十牛庵ストーリー
Story 現代によみがえる数寄屋造りstory01
現代によみがえる数寄屋造り
さまざまな木材を用い、あるがままの形を活かすことで自然の風情を表す。華美な装飾をするのではなく、質素でありながらも洗練された美しさを尊ぶ私たち日本人の美意識がそこに込められています。
十牛庵の歴史は古く、建造は明治41年。大阪の豪商・清水吉次郎の別荘として建てられ、屋敷と庭園を含めた敷地面積は約2,000坪。普請は数寄屋造りの名匠と名高い上坂浅次郎と北村捨次郎が請け負いました。銘木を惜しみなく使い、細部にいたるまで匠の技を凝らした屋敷は、文字通り贅を尽くした「数寄」。。

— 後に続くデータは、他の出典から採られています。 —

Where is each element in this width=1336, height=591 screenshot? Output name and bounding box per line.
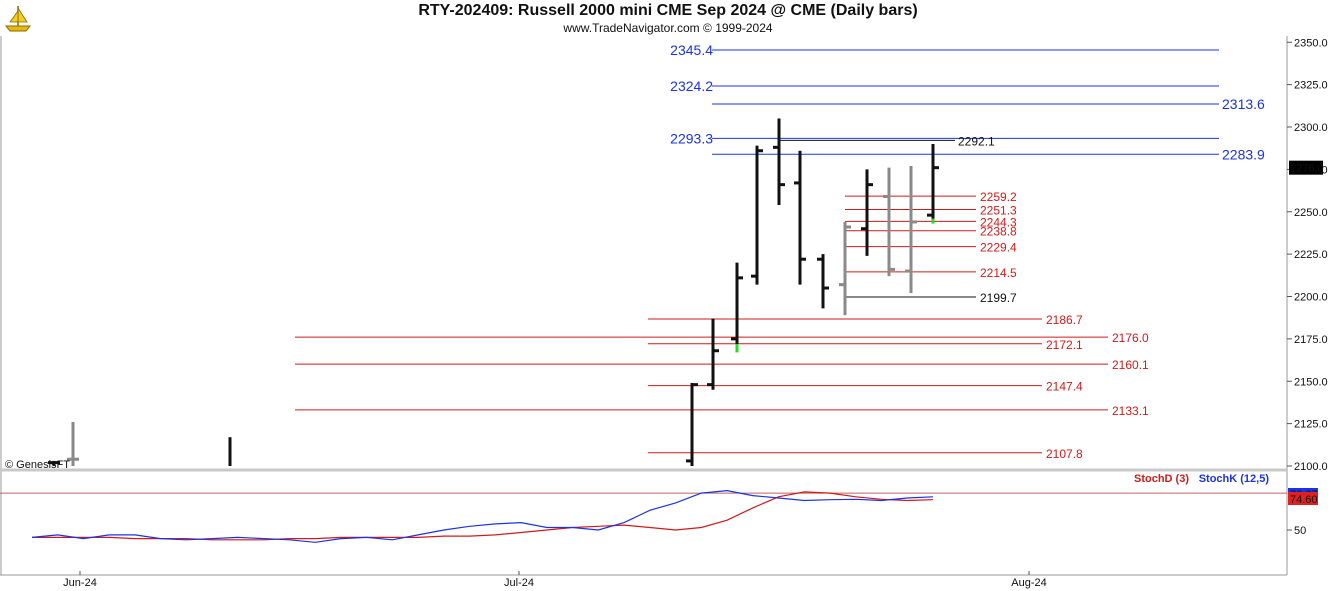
stochk-series-line: [31, 489, 934, 543]
x-tick-label: Jun-24: [63, 577, 97, 589]
x-tick-label: Aug-24: [1011, 577, 1046, 589]
chart-header: RTY-202409: Russell 2000 mini CME Sep 20…: [0, 0, 1336, 36]
y-tick-label: 2125.0: [1294, 419, 1328, 431]
level-label: 2324.2: [670, 78, 713, 94]
last-price-label: 2276.0: [1290, 163, 1324, 175]
y-tick-label: 2175.0: [1294, 334, 1328, 346]
level-label: 2176.0: [1112, 331, 1149, 345]
stochd-legend: StochD (3): [1134, 473, 1189, 485]
price-bars: [48, 118, 939, 466]
chart-title: RTY-202409: Russell 2000 mini CME Sep 20…: [418, 2, 918, 19]
level-label: 2214.5: [980, 266, 1017, 280]
stochd-readout-marker: [1288, 492, 1318, 505]
x-tick-label: Jul-24: [504, 577, 534, 589]
price-axis: 2100.0 2125.0 2150.0 2175.0 2200.0 2225.0 2250…: [1287, 37, 1328, 473]
level-label: 2244.3: [980, 215, 1017, 229]
level-label: 2345.4: [670, 42, 713, 58]
y-tick-label: 2225.0: [1294, 249, 1328, 261]
level-label: 2160.1: [1112, 358, 1149, 372]
level-label: 2259.2: [980, 190, 1017, 204]
level-label: 2292.1: [958, 134, 995, 148]
level-label: 2147.4: [1046, 380, 1083, 394]
time-axis: Jun-24 Jul-24 Aug-24: [63, 571, 1047, 589]
y-tick-label: 2325.0: [1294, 80, 1328, 92]
level-label: 2251.3: [980, 204, 1017, 218]
y-tick-label: 2350.0: [1294, 37, 1328, 49]
y-tick-label: 2150.0: [1294, 376, 1328, 388]
stoch-tick-label: 50: [1294, 525, 1306, 537]
level-label: 2313.6: [1222, 96, 1265, 112]
level-label: 2172.1: [1046, 338, 1083, 352]
chart-subtitle: www.TradeNavigator.com © 1999-2024: [563, 21, 773, 35]
y-tick-label: 2300.0: [1294, 122, 1328, 134]
level-label: 2186.7: [1046, 313, 1083, 327]
stochd-readout: 74.60: [1290, 494, 1318, 506]
level-label: 2283.9: [1222, 146, 1265, 162]
level-label: 2238.8: [980, 225, 1017, 239]
level-lines: 2345.4 2324.2 2313.6 2293.3 2283.9 2292.1 2259…: [295, 42, 1265, 461]
stochk-legend: StochK (12,5): [1199, 473, 1270, 485]
level-label: 2133.1: [1112, 404, 1149, 418]
y-tick-label: 2250.0: [1294, 207, 1328, 219]
level-label: 2107.8: [1046, 447, 1083, 461]
plot-background: [0, 36, 1287, 575]
level-label: 2293.3: [670, 130, 713, 146]
stochd-series-line: [32, 491, 934, 541]
level-label: 2199.7: [980, 291, 1017, 305]
last-price-marker: [1289, 160, 1323, 175]
level-label: 2229.4: [980, 241, 1017, 255]
ship-logo-icon: [4, 6, 32, 32]
y-tick-label: 2200.0: [1294, 292, 1328, 304]
price-chart[interactable]: 2345.4 2324.2 2313.6 2293.3 2283.9 2292.1 2259…: [0, 36, 1336, 591]
copyright-label: © GenesisFT: [5, 459, 70, 471]
y-tick-label: 2100.0: [1294, 461, 1328, 473]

それは、流行を追うのではなく、真に「良きもの」を求めた姿でした。十牛庵の誕生から110年。初々しかった床柱は美しい飴色に変わり、丁寧に塗られた漆には深みが加わりました。本物とはどんなに時を重ねようと衰えることのないもの。むしろ時の流れとともに一層美しさが増します。十牛庵は明治の匠から現代の匠へと引き継がれ、「高台寺 十牛庵」として新たな一歩を踏み出しました。
この素晴らしい屋敷を後代に残すため、古いものを新しいものに替えるのではなく、丁寧に磨き、修繕し、現代によみがえらせる。先人達の想いを大切に、新たな風を吹き込んだ現代の「数寄」がここにあります。